I'd say that yes, they do need a 2080 / 3080 beater, even if the volume and profit is in low and midrange. It's all about marketing and brand image.
 
I'd say that yes, they do need a 2080 / 3080 beater, even if the volume and profit is in low and midrange. It's all about marketing and brand image.
Intel already have a great brand image to the general public - after all they spent years investing in the "PC = Intel" image. Is the average consumer as aware of nVidia ? And would they care if their laptop / desktop came with an XE card instead of a 1050 or 1650 ?

Long term, not offering a high end gaming card is imho a more efficient option. Sure, the next gen nVidia cards will most likely be great. But if you manage to cut them off from revenue, how will they fund R&D for the gen after that? This (funding) may work for one more gen but after that....which would make it that much easier but beat a cash starved nVidia.
After all, this strategy worked fine against AMD back in the day.

-> If you want to destroy your enemy, destroy what keeps them alive.



That's almost like saying "Intel knows what they're doing". :)

In terms of selling their products with (almost) any means necessary..absolutely. I think Sun Zu and Clausewitz are probably required reading at Intel HQ.

While their size and cash certainly help, they are great at exploiting others' short term thinking.

Having a strong alternative to Xeon would be in everyone's long term interest in thew server market as you can be sure prices will go right up to where they were before Epyc once that is taken care of. Same as back against Sun Sparq or Opteron.

That of course means that you would need to buy Epyc servers. On the other hand, getting a nice rebate on Intel gear - which is the risk free alternative since you are not doing anything differently - is more likely to result in a nice fat bonus check for whoever is responsible for the purchase. So in many cases Xeon it is.

Same for OEM - having Intel and AMD compete for their orders on merit would be great for OEM , but (just like back in the Athlon days), supporting this competition is a big risk. Could one OEM survive against the others after being hit hard by Intel's CPU shortage and having to pay list price (no more "meet the comp funds") ? Big risk to take.
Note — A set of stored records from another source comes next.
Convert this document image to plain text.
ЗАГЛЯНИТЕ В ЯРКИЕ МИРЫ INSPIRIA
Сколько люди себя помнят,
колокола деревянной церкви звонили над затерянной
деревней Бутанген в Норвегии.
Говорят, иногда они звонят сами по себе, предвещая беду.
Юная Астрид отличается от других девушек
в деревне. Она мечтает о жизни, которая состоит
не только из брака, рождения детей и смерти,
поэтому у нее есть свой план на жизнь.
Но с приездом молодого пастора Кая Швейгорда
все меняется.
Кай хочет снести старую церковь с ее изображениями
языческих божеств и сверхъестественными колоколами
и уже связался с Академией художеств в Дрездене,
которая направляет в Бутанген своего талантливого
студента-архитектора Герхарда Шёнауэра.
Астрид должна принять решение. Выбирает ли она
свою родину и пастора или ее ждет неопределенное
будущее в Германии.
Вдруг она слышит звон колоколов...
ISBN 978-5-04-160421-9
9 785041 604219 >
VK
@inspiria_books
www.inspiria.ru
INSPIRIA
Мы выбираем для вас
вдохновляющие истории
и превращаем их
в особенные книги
This is a different kettle of fish, I don't know anything about relationships between NV and OEMs.

Neither do I, but having a premium product that buyers want and others cannot offer is always great leverage.

Different industry, but I remember talking to someone who was responsible for aircraft purchases at a large airline. He said that they would much rather exclusively buy smaller Airbus (vs. the 737), but if you do not buy Boeing's smaller planes, you end up way back on the waiting list for the 747 which at the time they needed and there was no alternative to.

nVidia are tough and have great business smarts, so they may be tempted to try something similar with their higher end cards (I.e. "not buying 1050 / 1650 GPU for your standard desktop ? Have fun waiting for the 3080 to arrive since it's on limited supply").

But if there were an alternative to their high end card from AMD, they could not play that card.
 
I have a very good feelings on Intel's Xe GPU efforts due to the leaked benchmarks. The Rocket Lake Xe IGPU is indeed impressive. It seems to be using 1/4 th the power of a similar performing Nvidia GPU. The power budget is the main reason why Gaming laptops underperform. If Xe is that power efficient like the leaks are showing, it will revolutionize the mobile gaming. Laptops won't need to be thick and heavy for game. Looking forward to it...
Like Apple's intention to make Gaming Macs? might be just a coincidence ?
 
I think this is great progress for Intel. Looks like the competition is going to heat up.
 
Praying they can make a better or competitive product. We desperately need more competition in this 2 pony race. If they actually surpass AMD and nVidia, this would be a GREAT thing.....here comes the plunging prices!
 
The current crop of integrated Intel GPUs are hobbled by their lack of TMUs, ROPs, and memory bandwidth. But the compute capability is pretty good, for what's there. For example, a quick run of the OpenCL Compute tests in Geekbench 5 for a UHD 630 vs Titan X (Pascal) gives the following:

computecomparison001.jpg

Now the Titan X has 3854 shaders vs the UHD 630's 24 - they're not the same (as explained in the article), as each shader unit in Intel's GPU can process up to 8 ALU operations per cycle, whereas each shader in the Titan just does the one. So if we say the 630 actually has 23 x 8 = 192 units, the Titan has 20 times more. And yet only 2 of those tests display that scale of difference.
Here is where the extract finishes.